ANOTHER ICON of real style and genuine niceness has also passed, Sir Roger Moore. Famous as the big screen’s James Bond and the small screen’s “The Saint” Roger was effortlessly engaging and self-amused. He just didn’t take himself very seriously, or at least he never seemed to, publicly. Running into him was always an unalloyed pleasure.

He was so beautiful as a young man, he once remarked that certain actresses just refused to appear opposite him. (One who did not refuse was Elizabeth Taylor in “The Last time I Saw Paris.” He appeared as her lover. (ET and Van Johnson were portraying watered down MGM versions of Zelda and Scott Fitzgerald.) When Moore and Taylor shared the screen it was almost more than Technicolor could bear!

I was never a huge fan of his Bond films, but he had an undeniable elan, and certainly audiences reacted to Moore’s urbane take on Ian Fleming’s iconic character. (I simply prefer the rougher 007 as embodied by Connery and Craig. As for Pierce Brosnan, I think he’s more sexy and Bond-ish now, than he was during his spy vs. spy tenure!)

The passing of Moore and Dina Merrill isn’t simply sad because they are gone — neither were youngsters.
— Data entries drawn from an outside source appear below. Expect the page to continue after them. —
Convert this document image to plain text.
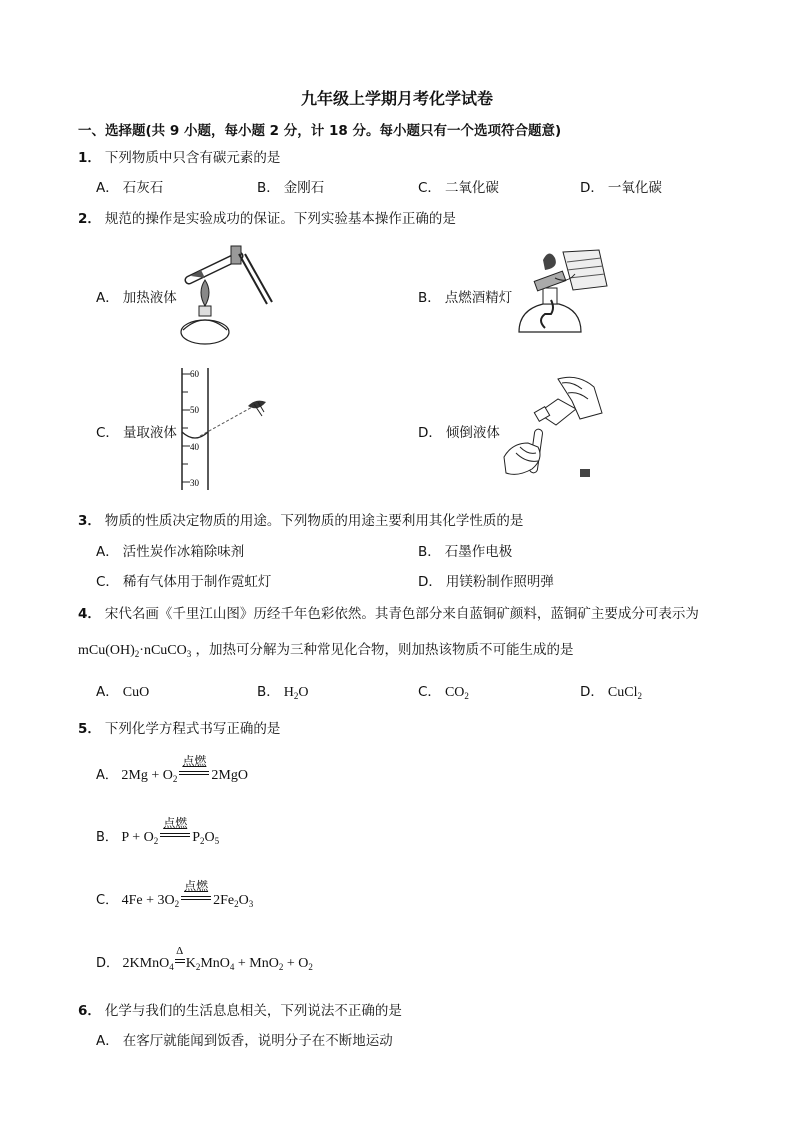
九年级上学期月考化学试卷
一、选择题(共 9 小题，每小题 2 分，计 18 分。每小题只有一个选项符合题意)
1． 下列物质中只含有碳元素的是
A． 石灰石	B． 金刚石	C． 二氧化碳	D． 一氧化碳
2． 规范的操作是实验成功的保证。下列实验基本操作正确的是
A． 加热液体	B． 点燃酒精灯
C． 量取液体	D． 倾倒液体
60
50
40
30
3． 物质的性质决定物质的用途。下列物质的用途主要利用其化学性质的是
A． 活性炭作冰箱除味剂	B． 石墨作电极
C． 稀有气体用于制作霓虹灯	D． 用镁粉制作照明弹
4． 宋代名画《千里江山图》历经千年色彩依然。其青色部分来自蓝铜矿颜料，蓝铜矿主要成分可表示为
$mCu(OH)_2\cdot nCuCO_3$ ，加热可分解为三种常见化合物，则加热该物质不可能生成的是
A． CuO	B． $H_2O$	C． $CO_2$	D． CuCl$_2$
5． 下列化学方程式书写正确的是
A． $2Mg + O_2$
点燃
2MgO
B． $P + O_2$
点燃
$P_2O_5$
C． $4Fe + 3O_2$
点燃
$2Fe_2O_3$
D． 2KMnO$_4$
Δ
$K_2MnO_4 + MnO_2 + O_2$
6． 化学与我们的生活息息相关，下列说法不正确的是
A． 在客厅就能闻到饭香，说明分子在不断地运动
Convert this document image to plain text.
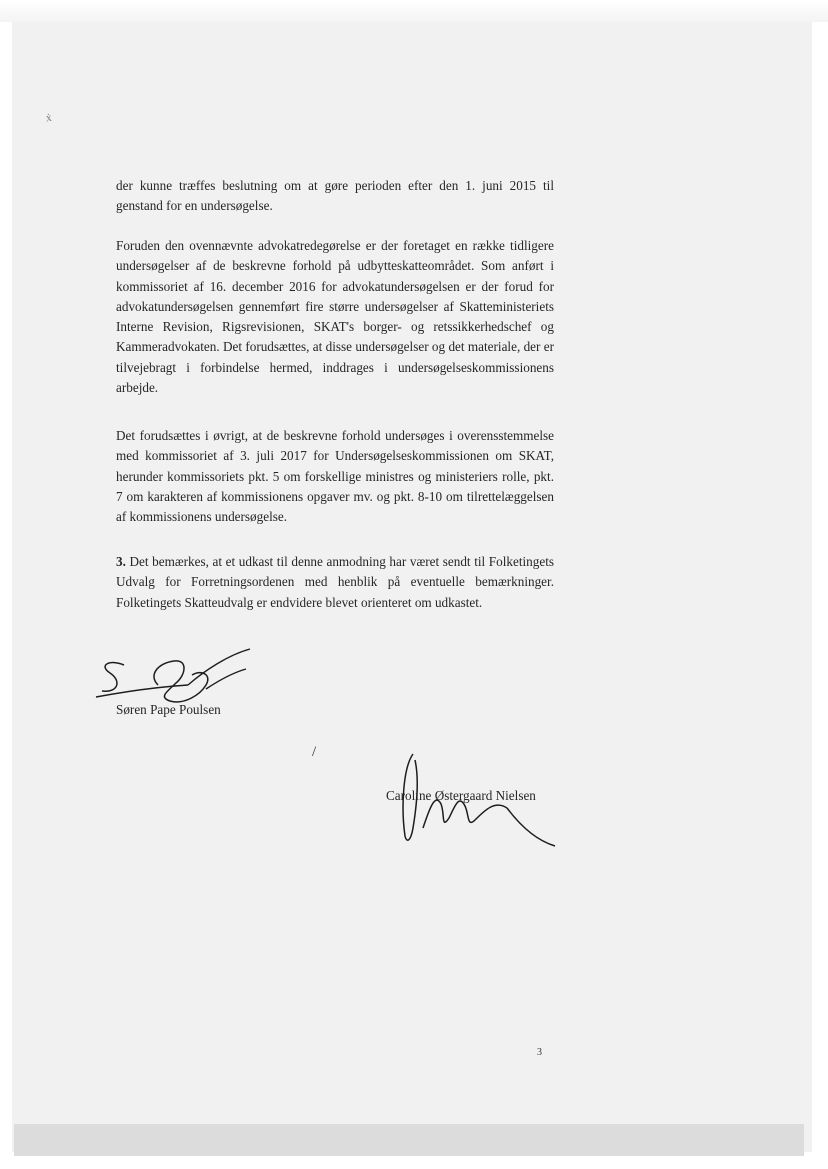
ẋ

der kunne træffes beslutning om at gøre perioden efter den 1. juni 2015 til genstand for en undersøgelse.

Foruden den ovennævnte advokatredegørelse er der foretaget en række tidligere undersøgelser af de beskrevne forhold på udbytteskatteområdet. Som anført i kommissoriet af 16. december 2016 for advokatundersøgelsen er der forud for advokatundersøgelsen gennemført fire større undersøgelser af Skatteministeriets Interne Revision, Rigsrevisionen, SKAT's borger- og retssikkerhedschef og Kammeradvokaten. Det forudsættes, at disse undersøgelser og det materiale, der er tilvejebragt i forbindelse hermed, inddrages i undersøgelseskommissionens arbejde.

Det forudsættes i øvrigt, at de beskrevne forhold undersøges i overensstemmelse med kommissoriet af 3. juli 2017 for Undersøgelseskommissionen om SKAT, herunder kommissoriets pkt. 5 om forskellige ministres og ministeriers rolle, pkt. 7 om karakteren af kommissionens opgaver mv. og pkt. 8-10 om tilrettelæggelsen af kommissionens undersøgelse.

3. Det bemærkes, at et udkast til denne anmodning har været sendt til Folketingets Udvalg for Forretningsordenen med henblik på eventuelle bemærkninger. Folketingets Skatteudvalg er endvidere blevet orienteret om udkastet.

Søren Pape Poulsen
/
Caroline Østergaard Nielsen
3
But it’s what they represented, what we are losing so rapidly. Beautiful, well-behaved celebrities who spelled class with a capital C and never took a false step, at least not that we ever saw.

Sure, we still have a few of those left, and some younger types who are attempting to raise standards, but it’s a tough fight.


JUNE 6th is “National Seersucker Day” and it will be celebrated with a kick-off at the popular Michael’s café on West 55th St., NYC.

This is the 4th annual and the invited will wear the popular summer suit invented in 1909.

Haspel Clothing is hosting an invited list of editors, fashionistas, as well as Carson Kressley and Jeremy Piven.


ENDTHINGS: “YouTube!!” That’s the response I’ve received from dozens of readers, in response to and item I ran on the perceived problem of documentary-making. Apparently, YouTube is the place to go. I do know “stars” of varying legitimacy have been launched there, but it’s also fresh ground for filmmakers. “You just have to go viral!” said one fledging director. I asked, “How do you go viral? The response? “Luck!” Well, in whatever form, that’s showbiz.

Finally, as if Netflix, Amazon, Hulu and the rest aren’t enough, there are two new streaming services, Boomerang and Crunchyroll, which are devoted exclusively to cartoons, a vast majority are vintage classics — Bugs, Daffy, Porky, Elmer Fudd, Yogi Bear, Tom and Jerry, etc. I think the traffic on my TV is almost too much to bear right now, and I’ll pass on this archive of animated art.

On the other hand I’ve always had a soft spot for Tweety Bird. We shall see.